Las ciudades en México están experimentando un crecimiento hacia las periferias, afectando la vida de miles de habitantes que deben desplazarse cada vez más lejos de sus lugares de trabajo. Esta tendencia se ha acelerado en las últimas tres décadas, resultando en un despoblamiento significativo de las zonas centrales de las urbes.
Datos clave
- Crecimiento urbano: 69 ciudades mexicanas analizadas entre 1990 y 2020.
- Desplazamiento: Solo 2 de cada 10 habitantes viven en zonas centrales.
- Población afectada: Piedras Negras ha perdido el 55% de su población en el centro.
Durante este periodo, el Centro para el Futuro de las Ciudades, del Tecnológico de Monterrey, ha documentado cómo la mayoría de las grandes ciudades han crecido hacia áreas periféricas con una población densamente reducida, creando una infraestructura de vivienda que no satisface las necesidades urbanas actuales. Las cifras revelan que las áreas centrales están perdiendo habitantes a un ritmo alarmante, lo que lleva a un aumento en la dependencia de las nuevas áreas urbanas, muchas de las cuales carecen de servicios básicos.

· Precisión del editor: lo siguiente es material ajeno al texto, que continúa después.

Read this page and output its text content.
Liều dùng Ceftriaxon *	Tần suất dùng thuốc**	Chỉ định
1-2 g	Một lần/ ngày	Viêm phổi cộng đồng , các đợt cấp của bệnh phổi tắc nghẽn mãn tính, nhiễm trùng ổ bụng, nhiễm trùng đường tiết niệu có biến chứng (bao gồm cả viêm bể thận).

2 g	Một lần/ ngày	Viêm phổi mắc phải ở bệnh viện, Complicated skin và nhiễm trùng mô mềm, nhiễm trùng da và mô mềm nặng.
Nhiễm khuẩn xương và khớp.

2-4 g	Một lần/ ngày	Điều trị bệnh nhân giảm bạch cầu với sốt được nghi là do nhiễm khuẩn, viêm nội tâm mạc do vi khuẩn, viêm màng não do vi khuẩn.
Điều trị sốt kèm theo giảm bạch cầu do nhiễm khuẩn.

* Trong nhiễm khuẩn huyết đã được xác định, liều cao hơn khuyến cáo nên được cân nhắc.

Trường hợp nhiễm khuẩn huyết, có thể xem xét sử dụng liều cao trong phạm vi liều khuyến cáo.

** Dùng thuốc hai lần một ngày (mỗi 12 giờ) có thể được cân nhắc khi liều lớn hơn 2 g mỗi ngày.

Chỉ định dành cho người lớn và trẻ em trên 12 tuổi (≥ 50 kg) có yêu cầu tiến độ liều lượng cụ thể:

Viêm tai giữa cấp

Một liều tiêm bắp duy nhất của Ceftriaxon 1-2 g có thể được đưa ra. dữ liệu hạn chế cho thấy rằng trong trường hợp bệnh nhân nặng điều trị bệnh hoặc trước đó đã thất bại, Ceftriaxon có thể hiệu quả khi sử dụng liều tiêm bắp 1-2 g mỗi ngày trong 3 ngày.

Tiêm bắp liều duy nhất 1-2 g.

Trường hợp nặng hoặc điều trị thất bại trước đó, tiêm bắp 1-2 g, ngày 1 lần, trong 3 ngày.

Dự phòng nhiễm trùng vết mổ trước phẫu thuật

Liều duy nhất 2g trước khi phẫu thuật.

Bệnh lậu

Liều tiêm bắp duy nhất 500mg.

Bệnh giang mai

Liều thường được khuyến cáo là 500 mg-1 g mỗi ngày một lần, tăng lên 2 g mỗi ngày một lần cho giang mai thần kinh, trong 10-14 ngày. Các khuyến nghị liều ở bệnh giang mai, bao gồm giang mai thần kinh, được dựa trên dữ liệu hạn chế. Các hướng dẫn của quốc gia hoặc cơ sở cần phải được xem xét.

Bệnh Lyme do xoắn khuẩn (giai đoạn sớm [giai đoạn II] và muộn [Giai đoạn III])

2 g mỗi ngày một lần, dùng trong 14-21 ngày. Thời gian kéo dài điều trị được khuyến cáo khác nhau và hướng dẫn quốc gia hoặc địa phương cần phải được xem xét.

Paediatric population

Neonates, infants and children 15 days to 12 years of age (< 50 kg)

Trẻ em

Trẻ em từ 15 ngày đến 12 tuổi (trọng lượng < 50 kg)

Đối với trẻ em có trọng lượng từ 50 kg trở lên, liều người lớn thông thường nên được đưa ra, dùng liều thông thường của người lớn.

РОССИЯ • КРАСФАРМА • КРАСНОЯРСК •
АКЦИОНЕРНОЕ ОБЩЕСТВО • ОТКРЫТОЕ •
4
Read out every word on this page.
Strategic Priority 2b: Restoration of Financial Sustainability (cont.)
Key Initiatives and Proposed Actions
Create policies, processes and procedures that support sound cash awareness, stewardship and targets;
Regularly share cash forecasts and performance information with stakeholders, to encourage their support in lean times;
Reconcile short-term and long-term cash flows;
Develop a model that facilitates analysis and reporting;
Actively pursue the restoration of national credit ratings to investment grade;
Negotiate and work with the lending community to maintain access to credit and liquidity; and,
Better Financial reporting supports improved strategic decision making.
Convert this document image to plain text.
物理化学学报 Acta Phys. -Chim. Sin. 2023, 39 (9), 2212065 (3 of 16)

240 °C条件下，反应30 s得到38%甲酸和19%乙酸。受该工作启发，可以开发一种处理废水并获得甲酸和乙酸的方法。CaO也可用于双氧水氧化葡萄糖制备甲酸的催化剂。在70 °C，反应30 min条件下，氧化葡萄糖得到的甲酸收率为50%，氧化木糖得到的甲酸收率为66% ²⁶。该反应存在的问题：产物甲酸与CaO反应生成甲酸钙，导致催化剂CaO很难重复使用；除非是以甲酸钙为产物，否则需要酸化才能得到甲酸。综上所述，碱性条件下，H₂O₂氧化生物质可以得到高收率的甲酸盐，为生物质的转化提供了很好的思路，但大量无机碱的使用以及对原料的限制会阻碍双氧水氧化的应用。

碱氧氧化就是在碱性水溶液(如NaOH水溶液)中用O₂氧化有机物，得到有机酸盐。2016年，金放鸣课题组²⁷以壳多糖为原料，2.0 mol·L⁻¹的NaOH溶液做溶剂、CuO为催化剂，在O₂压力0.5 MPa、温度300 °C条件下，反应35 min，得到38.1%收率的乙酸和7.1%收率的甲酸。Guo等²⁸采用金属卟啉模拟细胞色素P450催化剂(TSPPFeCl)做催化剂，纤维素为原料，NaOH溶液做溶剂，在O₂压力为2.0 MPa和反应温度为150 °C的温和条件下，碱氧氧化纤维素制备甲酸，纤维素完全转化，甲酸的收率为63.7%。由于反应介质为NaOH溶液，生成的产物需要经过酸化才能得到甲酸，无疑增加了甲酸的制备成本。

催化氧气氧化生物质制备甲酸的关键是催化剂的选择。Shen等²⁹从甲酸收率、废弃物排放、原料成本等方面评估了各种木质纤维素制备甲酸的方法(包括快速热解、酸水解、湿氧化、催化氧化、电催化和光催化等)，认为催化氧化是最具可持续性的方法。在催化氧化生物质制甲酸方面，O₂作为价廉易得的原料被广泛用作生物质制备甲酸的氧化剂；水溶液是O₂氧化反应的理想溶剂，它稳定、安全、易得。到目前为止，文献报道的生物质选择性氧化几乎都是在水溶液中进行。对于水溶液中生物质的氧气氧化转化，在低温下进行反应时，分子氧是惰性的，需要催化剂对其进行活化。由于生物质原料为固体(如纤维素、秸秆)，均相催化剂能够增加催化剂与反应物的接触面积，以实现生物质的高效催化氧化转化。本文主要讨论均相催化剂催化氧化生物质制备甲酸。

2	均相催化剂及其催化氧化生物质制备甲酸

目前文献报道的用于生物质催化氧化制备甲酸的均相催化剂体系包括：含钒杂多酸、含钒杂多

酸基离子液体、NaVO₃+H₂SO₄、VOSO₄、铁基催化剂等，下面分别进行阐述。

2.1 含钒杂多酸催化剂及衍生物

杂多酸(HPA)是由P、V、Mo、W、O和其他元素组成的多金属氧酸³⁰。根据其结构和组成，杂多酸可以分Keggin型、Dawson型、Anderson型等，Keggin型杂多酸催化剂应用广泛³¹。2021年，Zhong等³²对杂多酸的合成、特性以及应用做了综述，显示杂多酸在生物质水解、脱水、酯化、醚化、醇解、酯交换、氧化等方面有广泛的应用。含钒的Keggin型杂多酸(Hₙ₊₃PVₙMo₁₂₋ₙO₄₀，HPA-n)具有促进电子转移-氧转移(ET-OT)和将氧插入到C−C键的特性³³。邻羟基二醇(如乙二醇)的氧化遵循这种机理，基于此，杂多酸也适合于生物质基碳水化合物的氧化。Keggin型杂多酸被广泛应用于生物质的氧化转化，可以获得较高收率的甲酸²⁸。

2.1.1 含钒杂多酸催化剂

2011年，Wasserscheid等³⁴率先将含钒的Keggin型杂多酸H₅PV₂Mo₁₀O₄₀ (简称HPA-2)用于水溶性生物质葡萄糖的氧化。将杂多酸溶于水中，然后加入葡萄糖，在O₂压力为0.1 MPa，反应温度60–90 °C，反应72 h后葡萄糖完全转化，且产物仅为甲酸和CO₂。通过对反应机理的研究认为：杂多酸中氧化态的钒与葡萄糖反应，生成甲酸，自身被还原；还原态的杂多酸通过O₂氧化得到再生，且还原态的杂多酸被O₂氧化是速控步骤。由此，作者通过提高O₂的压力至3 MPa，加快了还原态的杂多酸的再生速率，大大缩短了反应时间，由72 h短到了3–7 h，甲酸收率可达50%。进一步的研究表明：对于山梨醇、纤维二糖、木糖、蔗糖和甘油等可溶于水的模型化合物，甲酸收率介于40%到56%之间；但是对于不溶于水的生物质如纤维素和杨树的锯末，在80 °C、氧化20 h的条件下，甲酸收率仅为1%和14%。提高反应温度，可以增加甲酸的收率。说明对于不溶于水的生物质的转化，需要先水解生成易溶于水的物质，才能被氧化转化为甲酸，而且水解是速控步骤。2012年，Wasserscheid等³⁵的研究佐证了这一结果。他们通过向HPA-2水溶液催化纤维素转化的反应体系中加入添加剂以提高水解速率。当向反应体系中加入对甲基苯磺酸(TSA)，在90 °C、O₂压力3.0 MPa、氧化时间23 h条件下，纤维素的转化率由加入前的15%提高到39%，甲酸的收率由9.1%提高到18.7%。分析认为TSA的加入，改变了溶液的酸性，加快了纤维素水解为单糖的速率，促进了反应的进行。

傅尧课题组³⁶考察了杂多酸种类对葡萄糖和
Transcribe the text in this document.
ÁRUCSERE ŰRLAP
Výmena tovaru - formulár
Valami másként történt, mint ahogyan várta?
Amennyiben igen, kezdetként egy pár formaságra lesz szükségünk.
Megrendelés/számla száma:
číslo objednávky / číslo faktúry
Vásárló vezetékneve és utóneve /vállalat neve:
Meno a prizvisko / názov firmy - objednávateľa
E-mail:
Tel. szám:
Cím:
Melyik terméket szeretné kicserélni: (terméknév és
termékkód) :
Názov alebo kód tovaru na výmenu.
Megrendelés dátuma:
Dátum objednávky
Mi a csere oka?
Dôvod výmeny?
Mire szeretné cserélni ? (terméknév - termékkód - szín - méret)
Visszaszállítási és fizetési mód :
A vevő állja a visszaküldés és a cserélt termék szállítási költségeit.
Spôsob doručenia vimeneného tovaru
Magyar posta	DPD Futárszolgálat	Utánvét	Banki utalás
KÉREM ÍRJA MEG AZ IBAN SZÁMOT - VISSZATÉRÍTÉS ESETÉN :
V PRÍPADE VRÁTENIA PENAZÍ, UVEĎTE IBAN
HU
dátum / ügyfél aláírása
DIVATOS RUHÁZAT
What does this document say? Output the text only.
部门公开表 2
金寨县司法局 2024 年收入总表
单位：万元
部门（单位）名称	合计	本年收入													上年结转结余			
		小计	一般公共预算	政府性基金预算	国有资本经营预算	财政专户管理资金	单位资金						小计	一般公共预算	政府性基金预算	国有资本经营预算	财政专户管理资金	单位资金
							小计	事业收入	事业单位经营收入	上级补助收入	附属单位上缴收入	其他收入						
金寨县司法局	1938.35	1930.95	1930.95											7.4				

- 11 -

¿Por qué ocurre este fenómeno?
Una de las razones más contundentes es la falta de vivienda accesible en los núcleos urbanos. El suelo en las áreas centrales es caro y las restricciones normativas complican la construcción de nuevas viviendas en estas zonas. Esto ha llevado a que muchas familias busquen opciones en las periferias, donde los precios son más asequibles, aunque esto viene acompañado de largos tiempos de traslado y menor acceso a servicios esenciales.
¿Qué significa esto para los habitantes de las ciudades?
El desalojo de las zonas centrales no solo afecta la demografía, sino que subutiliza la infraestructura existente. La falta de empleo y servicios en las nuevas áreas crea una mayor dependencia del transporte y genera costos adicionales tanto económicos como sociales. La fragmentación de las ciudades y la obligación de invertir en nuevas vías de comunicación agravan estos problemas.
Las autoridades están siendo cada vez más conscientes de la necesidad de replantear el modelo urbano en México para evitar un crecimiento desmedido que no responde a las necesidades actuales. La investigación del CFC sugiere que es esencial encontrar un equilibrio en el crecimiento urbano para revitalizar las zonas centrales y asegurar que la infraestructura existente se utilice de manera eficiente.